Raporlar > Kadına karşı ayrımcılıkla mücadelede 30 yıl

Kadına karşı ayrımcılıkla mücadelede 30 yıl

“Her insan eşittir!” İnsan Hakları Evrensel Beyannamesi bu prensip üzerine kurulu. Ancak hala kadınlar aile içinde, işte, toplumda ayrımcılığa uğruyor. Sadece kadın oldukları için!

Birleşmiş Milletlerin 30 yıl önce attığı adım kadına karşı ayrımcılıkla mücadelede bir dönüm noktası oldu. Birleşmiş Milletler Genel Kurulu 18 Aralık 1979’da Kadına Karşı Ayrımcılığın Önlenmesi Sözleşmesi CEDAW’ı kabul etti. Sözleşmeye 186 devlet imza attı. Birleşmiş Milletler’in CEDAW Komitesi, hazırladığı eleştirel raporlarla hükümetlerin kadına karşı ayrımcılıkla ne kadar mücadele ettiğini denetliyor. Raporda üye ülkelerde kadının toplumdaki durumu da değerlendiriliyor.Bu çabalarla pek çok önemli ilerleme kaydedildi. Örneğin Madagaskar'da daha fazla kız çocuğu okul eğitimi alabiliyor. Yemen’de hükümet, parlamentoda yüzde 15 oranında kadın milletvekili bulunmasını zorunlu kıldı. Kırgızistan yönetiminden gelin kaçırma ve zorunlu evlilikle pratikte daha fazla mücadele etmesi talep ediliyor.

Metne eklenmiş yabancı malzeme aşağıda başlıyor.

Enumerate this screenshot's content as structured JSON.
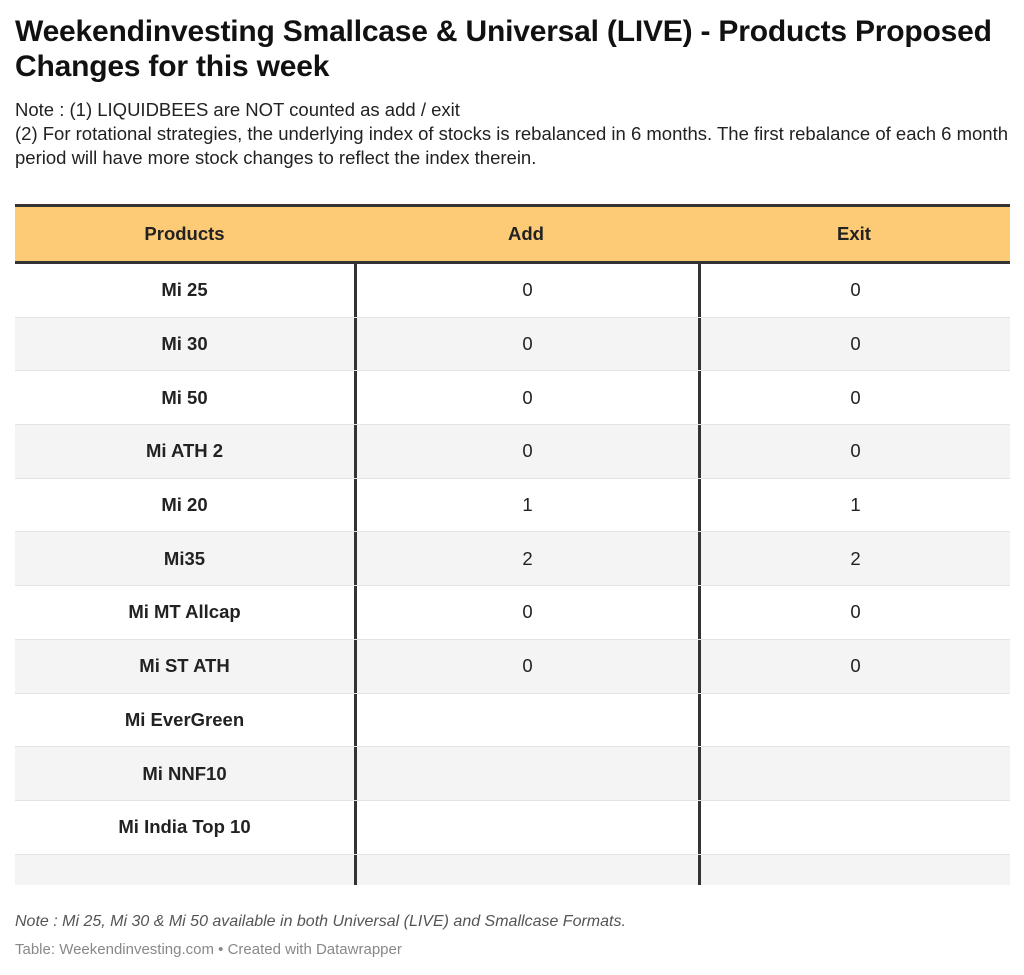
{
  "title": "Weekendinvesting Smallcase & Universal (LIVE) - Products Proposed Changes for this week",
  "notes": [
    "Note : (1) LIQUIDBEES are NOT counted as add / exit",
    "(2) For rotational strategies, the underlying index of stocks is rebalanced in 6 months. The first rebalance of each 6 month period will have more stock changes to reflect the index therein."
  ],
  "table": {
    "headers": [
      "Products",
      "Add",
      "Exit"
    ],
    "rows": [
      {
        "product": "Mi 25",
        "add": "0",
        "exit": "0"
      },
      {
        "product": "Mi 30",
        "add": "0",
        "exit": "0"
      },
      {
        "product": "Mi 50",
        "add": "0",
        "exit": "0"
      },
      {
        "product": "Mi ATH 2",
        "add": "0",
        "exit": "0"
      },
      {
        "product": "Mi 20",
        "add": "1",
        "exit": "1"
      },
      {
        "product": "Mi35",
        "add": "2",
        "exit": "2"
      },
      {
        "product": "Mi MT Allcap",
        "add": "0",
        "exit": "0"
      },
      {
        "product": "Mi ST ATH",
        "add": "0",
        "exit": "0"
      },
      {
        "product": "Mi EverGreen",
        "add": "",
        "exit": ""
      },
      {
        "product": "Mi NNF10",
        "add": "",
        "exit": ""
      },
      {
        "product": "Mi India Top 10",
        "add": "",
        "exit": ""
      }
    ]
  },
  "footnote": "Note : Mi 25, Mi 30 & Mi 50 available in both Universal (LIVE) and Smallcase Formats.",
  "source": "Table: Weekendinvesting.com • Created with Datawrapper",
  "colors": {
    "header_bg": "#fdca75",
    "alt_row_bg": "#f4f4f4",
    "rule": "#333333"
  }
}
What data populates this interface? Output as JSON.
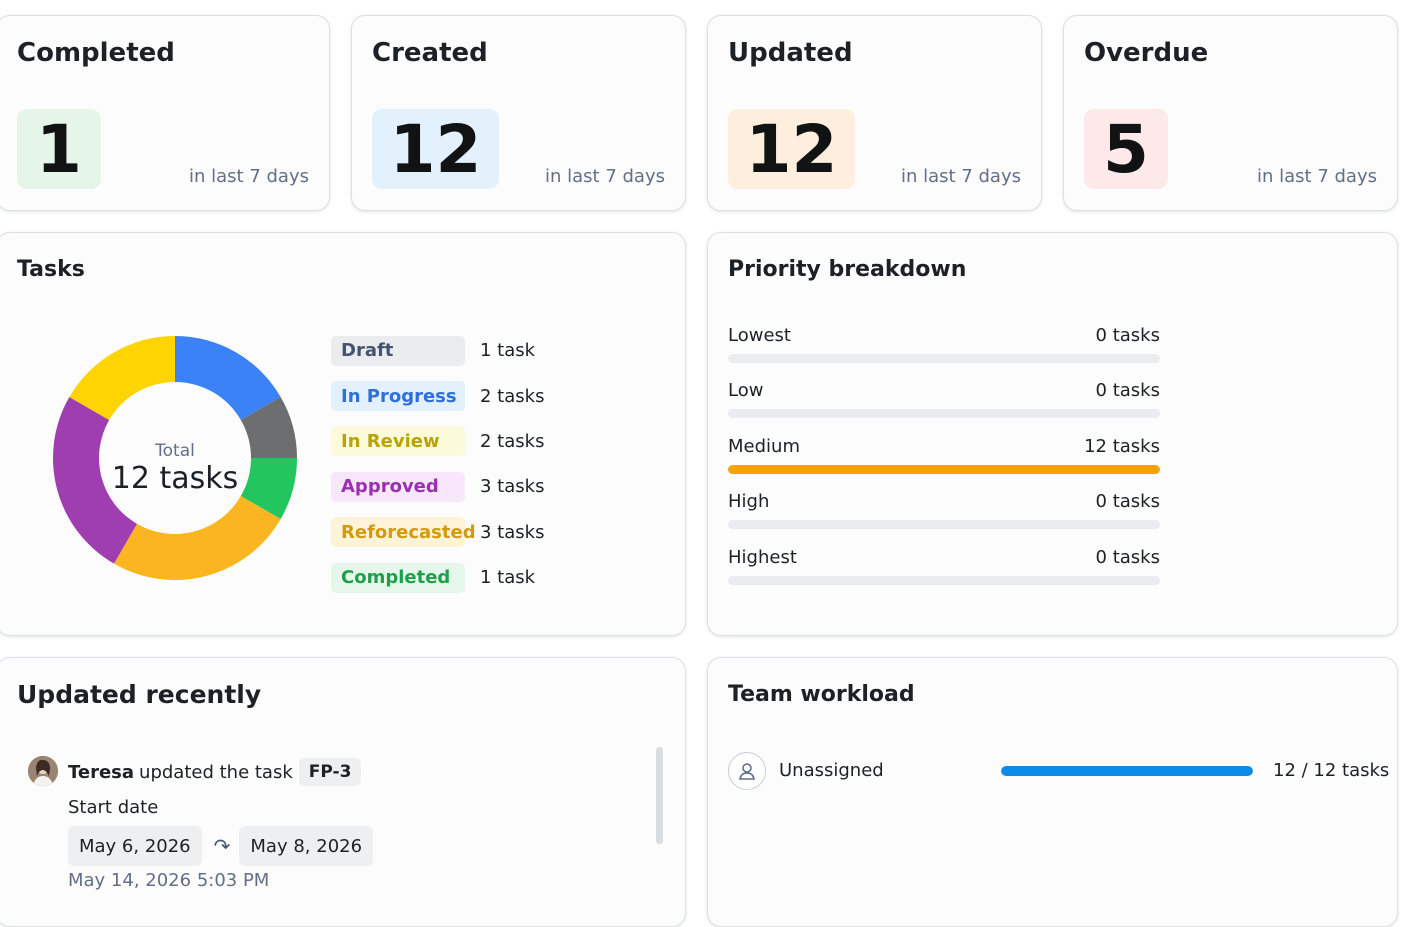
{
  "stats": [
    {
      "title": "Completed",
      "value": "1",
      "subtitle": "in last 7 days",
      "bg": "#e6f5ea"
    },
    {
      "title": "Created",
      "value": "12",
      "subtitle": "in last 7 days",
      "bg": "#e3f1fd"
    },
    {
      "title": "Updated",
      "value": "12",
      "subtitle": "in last 7 days",
      "bg": "#fdeedd"
    },
    {
      "title": "Overdue",
      "value": "5",
      "subtitle": "in last 7 days",
      "bg": "#fde8ea"
    }
  ],
  "tasks": {
    "title": "Tasks",
    "total_label": "Total",
    "total_value": "12 tasks",
    "statuses": [
      {
        "label": "Draft",
        "count": "1 task",
        "value": 1,
        "color": "#6d6e6f",
        "lozenge_bg": "#ebecee",
        "lozenge_fg": "#44546f"
      },
      {
        "label": "In Progress",
        "count": "2 tasks",
        "value": 2,
        "color": "#3b82f6",
        "lozenge_bg": "#e3f0fe",
        "lozenge_fg": "#2e6fd8"
      },
      {
        "label": "In Review",
        "count": "2 tasks",
        "value": 2,
        "color": "#ffd400",
        "lozenge_bg": "#fcfbd9",
        "lozenge_fg": "#b8a300"
      },
      {
        "label": "Approved",
        "count": "3 tasks",
        "value": 3,
        "color": "#9f3eb0",
        "lozenge_bg": "#f8e6fb",
        "lozenge_fg": "#9a2fb0"
      },
      {
        "label": "Reforecasted",
        "count": "3 tasks",
        "value": 3,
        "color": "#fbb520",
        "lozenge_bg": "#fdf3d8",
        "lozenge_fg": "#d29b08"
      },
      {
        "label": "Completed",
        "count": "1 task",
        "value": 1,
        "color": "#22c55e",
        "lozenge_bg": "#e4f7ea",
        "lozenge_fg": "#1f9f4a"
      }
    ]
  },
  "chart_data": {
    "type": "pie",
    "categories": [
      "In Progress",
      "Draft",
      "Completed",
      "Reforecasted",
      "Approved",
      "In Review"
    ],
    "values": [
      2,
      1,
      1,
      3,
      3,
      2
    ],
    "colors": [
      "#3b82f6",
      "#6d6e6f",
      "#22c55e",
      "#fbb520",
      "#9f3eb0",
      "#ffd400"
    ],
    "center_label": "Total",
    "center_value": "12 tasks"
  },
  "priority": {
    "title": "Priority breakdown",
    "total": 12,
    "rows": [
      {
        "label": "Lowest",
        "count": "0 tasks",
        "value": 0,
        "color": "#f5a300"
      },
      {
        "label": "Low",
        "count": "0 tasks",
        "value": 0,
        "color": "#f5a300"
      },
      {
        "label": "Medium",
        "count": "12 tasks",
        "value": 12,
        "color": "#f5a300"
      },
      {
        "label": "High",
        "count": "0 tasks",
        "value": 0,
        "color": "#f5a300"
      },
      {
        "label": "Highest",
        "count": "0 tasks",
        "value": 0,
        "color": "#f5a300"
      }
    ]
  },
  "recent": {
    "title": "Updated recently",
    "user": "Teresa",
    "action": "updated the task",
    "task_key": "FP-3",
    "field": "Start date",
    "from": "May 6, 2026",
    "arrow": "↷",
    "to": "May 8, 2026",
    "timestamp": "May 14, 2026 5:03 PM"
  },
  "workload": {
    "title": "Team workload",
    "assignee": "Unassigned",
    "count": "12 / 12 tasks",
    "fraction": 1.0,
    "bar_color": "#0c8ce9"
  }
}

Cinsiyet ayrımcılığına karşı mücadele eden Norveç'li Eapen Paul, sivil toplum örgütlerinin çalışmalarına değiniyor:

“Kadın teşkilatlarının hazırladıkları alternatif raporlar, kadının toplumdaki durumuyla ilgili hükümetlerin resmi raporlarını eleştirme imkânı tanıyor. Güney Afrika 1998’de kadın hakları savunucularının kendi raporlarını hazırladığı ilk ülke oldu. Bu araştırma CEDAW tarafından da takdir edilmişti. Güney Afrika hükümeti de böyle bir karşı görüşün ne kadar önemli olduğunu anladı.”

 

Şeriat kadın haklarından önce geliyor

Şeriat kurallarının kadın haklarından önce geldiği İslam ülkelerinde de bu yöntemle ilerleme kaydediliyor. Örneğin Afrika’nın kuzeyindeki Fas, kadını daha fazla korumaya yönelik mevcut aile yasasını iyileştiren ilk Arap ülkesi oldu. Faslı kadın hakları savunucusu Profesör Malike Benradi:

“Kaydedilen ilerlemelere rağmen, ceza kanunundaki reformlarda şu an büyük boşluklar var. Özellikle de kadına yönelik aile içi ve cinsel şiddetin her türünü dikkate alacak şekilde ceza yasalarının iyileştirilmesi gerekiyor. Bu, CEDAW'ın da sürekli eleştirdiği, bir çeşit ayrımcılık.” 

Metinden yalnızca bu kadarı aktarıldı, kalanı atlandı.